For children with AS parents, that time just doesn’t exist. Harlow’s classic wire monkey vs cloth monkey mother experiment illustrates how having a non-emotional and non-physical parent causes a lifetime of trouble. Our experience of apparently narcissistic and distressed behaviour is not just a bit of maladaptive behaviour to be addressed, it is the deepest.
I spent my life as the target patient for a family with two Aspergers parents, meaning I not only was the scapegoat, the target for pain, but was also the one who developed mature coping strategies. I did the therapy for the family and I took care of them for the last decade, translating the world with hard won skills and massive amounts of self-denial.
The emotional costs of my life, though, continue to pound at me, no matter how much therapy I do. The body keeps the score, as Dr. Bessel Van Der Kolk notes, and without effective mirroring, people who can understand and reflect the experience rather than finding it incomprehensible, finding ways to develop the trust that never was supported in early development is impossible.
One person note that for her, looking at Developmental Trauma Disorder was useful, a generalized diagnosis offered by Dr. Van Der Kolk.

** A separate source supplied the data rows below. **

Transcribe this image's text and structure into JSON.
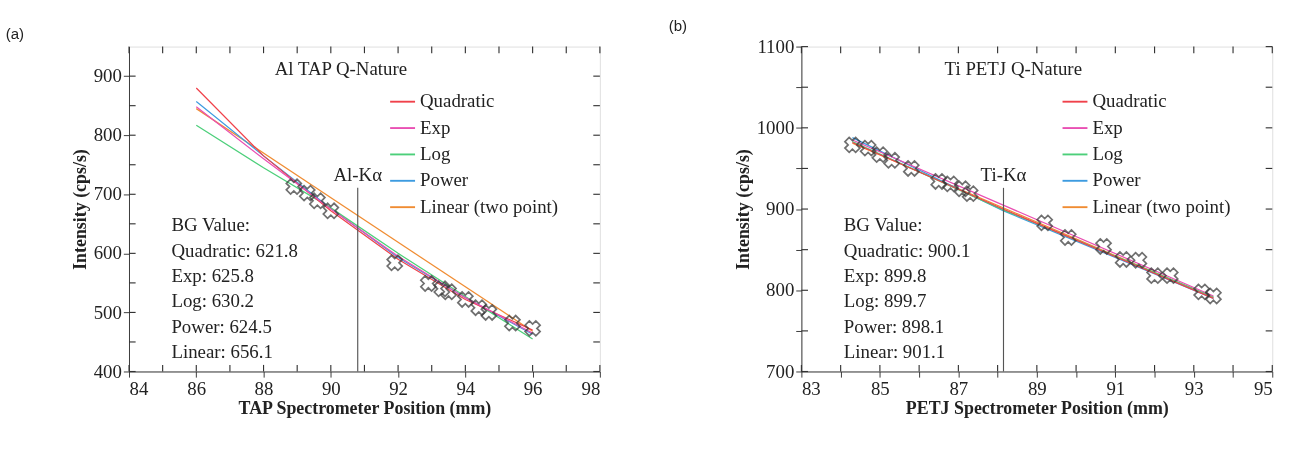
{
  "chart_data": [
    {
      "type": "line",
      "title": "(a)",
      "subtitle": "Al  TAP  Q-Nature",
      "xlabel": "TAP Spectrometer Position (mm)",
      "ylabel": "Intensity (cps/s)",
      "xlim": [
        84,
        98
      ],
      "xticks": [
        84,
        {
          "value": 85,
          "label": null
        },
        86,
        {
          "value": 87,
          "label": null
        },
        88,
        {
          "value": 89,
          "label": null
        },
        90,
        {
          "value": 91,
          "label": null
        },
        92,
        {
          "value": 93,
          "label": null
        },
        94,
        {
          "value": 95,
          "label": null
        },
        96,
        {
          "value": 97,
          "label": null
        },
        98
      ],
      "ylim": [
        400,
        950
      ],
      "yticks": [
        400,
        {
          "value": 450,
          "label": null
        },
        500,
        {
          "value": 550,
          "label": null
        },
        600,
        {
          "value": 650,
          "label": null
        },
        700,
        {
          "value": 750,
          "label": null
        },
        800,
        {
          "value": 850,
          "label": null
        },
        900
      ],
      "grid": false,
      "legend": "top right",
      "series": [
        {
          "name": "Quadratic",
          "color": "#f0414a",
          "x": [
            86,
            88,
            90,
            92,
            94,
            96
          ],
          "values": [
            880,
            765,
            672,
            590,
            522,
            470
          ]
        },
        {
          "name": "Exp",
          "color": "#e94fb3",
          "x": [
            86,
            88,
            90,
            92,
            94,
            96
          ],
          "values": [
            848,
            760,
            675,
            595,
            525,
            465
          ]
        },
        {
          "name": "Log",
          "color": "#4ccf7a",
          "x": [
            86,
            88,
            90,
            92,
            94,
            96
          ],
          "values": [
            817,
            745,
            677,
            600,
            527,
            455
          ]
        },
        {
          "name": "Power",
          "color": "#3d9be0",
          "x": [
            86,
            88,
            90,
            92,
            94,
            96
          ],
          "values": [
            857,
            765,
            676,
            593,
            525,
            463
          ]
        },
        {
          "name": "Linear (two point)",
          "color": "#f08c32",
          "x": [
            86,
            96
          ],
          "values": [
            845,
            468
          ]
        },
        {
          "type": "scatter",
          "marker": "cross",
          "color": "#333333",
          "x": [
            88.9,
            89.3,
            89.6,
            90.0,
            91.9,
            92.9,
            93.3,
            93.5,
            94.0,
            94.4,
            94.7,
            95.4,
            96.0
          ],
          "values": [
            713,
            702,
            689,
            672,
            584,
            549,
            540,
            535,
            522,
            508,
            500,
            482,
            473
          ]
        }
      ],
      "ref_lines": [
        {
          "axis": "x",
          "value": 90.8,
          "label": "Al-Kα"
        }
      ],
      "annotations": [
        "BG Value:",
        "Quadratic: 621.8",
        "Exp: 625.8",
        "Log: 630.2",
        "Power: 624.5",
        "Linear: 656.1"
      ]
    },
    {
      "type": "line",
      "title": "(b)",
      "subtitle": "Ti  PETJ  Q-Nature",
      "xlabel": "PETJ Spectrometer Position (mm)",
      "ylabel": "Intensity (cps/s)",
      "xlim": [
        83,
        95
      ],
      "xticks": [
        83,
        {
          "value": 84,
          "label": null
        },
        85,
        {
          "value": 86,
          "label": null
        },
        87,
        {
          "value": 88,
          "label": null
        },
        89,
        {
          "value": 90,
          "label": null
        },
        91,
        {
          "value": 92,
          "label": null
        },
        93,
        {
          "value": 94,
          "label": null
        },
        95
      ],
      "ylim": [
        700,
        1100
      ],
      "yticks": [
        700,
        {
          "value": 750,
          "label": null
        },
        800,
        {
          "value": 850,
          "label": null
        },
        900,
        {
          "value": 950,
          "label": null
        },
        1000,
        {
          "value": 1050,
          "label": null
        },
        1100
      ],
      "grid": false,
      "legend": "top right",
      "series": [
        {
          "name": "Quadratic",
          "color": "#f0414a",
          "x": [
            84.3,
            88.14,
            93.5
          ],
          "values": [
            982,
            900,
            790
          ]
        },
        {
          "name": "Exp",
          "color": "#e94fb3",
          "x": [
            84.3,
            93.5
          ],
          "values": [
            985,
            793
          ]
        },
        {
          "name": "Log",
          "color": "#4ccf7a",
          "x": [
            84.3,
            88.14,
            93.5
          ],
          "values": [
            983,
            899,
            792
          ]
        },
        {
          "name": "Power",
          "color": "#3d9be0",
          "x": [
            84.3,
            88.14,
            93.5
          ],
          "values": [
            988,
            898,
            790
          ]
        },
        {
          "name": "Linear (two point)",
          "color": "#f08c32",
          "x": [
            84.3,
            93.5
          ],
          "values": [
            981,
            791
          ]
        },
        {
          "type": "scatter",
          "marker": "cross",
          "color": "#333333",
          "x": [
            84.3,
            84.7,
            85.0,
            85.3,
            85.8,
            86.5,
            86.8,
            87.1,
            87.3,
            89.2,
            89.8,
            90.7,
            91.2,
            91.6,
            92.0,
            92.4,
            93.2,
            93.5
          ],
          "values": [
            979,
            975,
            967,
            960,
            950,
            934,
            931,
            925,
            919,
            883,
            865,
            854,
            838,
            837,
            818,
            818,
            798,
            793
          ]
        }
      ],
      "ref_lines": [
        {
          "axis": "x",
          "value": 88.15,
          "label": "Ti-Kα"
        }
      ],
      "annotations": [
        "BG Value:",
        "Quadratic: 900.1",
        "Exp: 899.8",
        "Log: 899.7",
        "Power: 898.1",
        "Linear: 901.1"
      ]
    }
  ]
}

The roots of our problems may be incomprehensible to most, but the needs for reclaiming what we never got is the same.
I have written extensively about my experiences on my blog — https://callan.wordpress.com/?s=asperger — but I assure you that no matter how much I talk about my experience, without those who can listen to and understand my experience, it continues to be a massive obstacle.
Mathijs Koenraadt understands the issues, writing about them with power and grace. His experiences are both very different than mine and much the same, being a kid who could only strive to make sense out of the family he lived within, a family that other people bathed in assumed normativity.
I learned early that nobody cares about me and that’s fine.
That doesn’t mean that they don’t love me, only that they are so consumed by their own world that they cannot enter mine. I need to be able to enter their world if I want any contact with them. They do care, on some level, just not in any way that lets them be really present for me, and that’s fine, or more precisely, that has to be fine because that’s the way that it is.
The same understandings I created as a child are still in play today; I am just too emotional, too smart, too intense, too hip, too queer, too everything for people to connect with, just as I was too neurotypical for my parents to ever really understand. Lifemyths start early, you see.
Sure, I can go into the world and service people, pulling out the concierge skills to be there for them, but expecting them to be there for me? Nobody really cares, and that’s fine.
It’s not finding a voice that has been my challenge. It has been finding an audience. A quick and kind response to a comment may be sweet, but it is also shallow, far too shallow for someone with the depths of experience packed into my life. A kind hug doesn’t bring up the time when I felt safe and cared for, rather it reminds me of all the times when I felt alone and hurting. Nobody really cares, and that’s fine.
“I need to learn how to trust other people,” I told a partner.
“That’s fine,” she responded, “but can’t you do that by yourself?”
We tend to attract those who are broken in the same way that we are, don’t’cha know?
Nobody really cares about me, and that’s fine. God grant me the courage to change what I can, the serenity to accept what I cannot change, and the wisdom to know the difference. Changing other people is beyond my ken, so serenity it is.
And that’s fine. Or, at least, it has to be.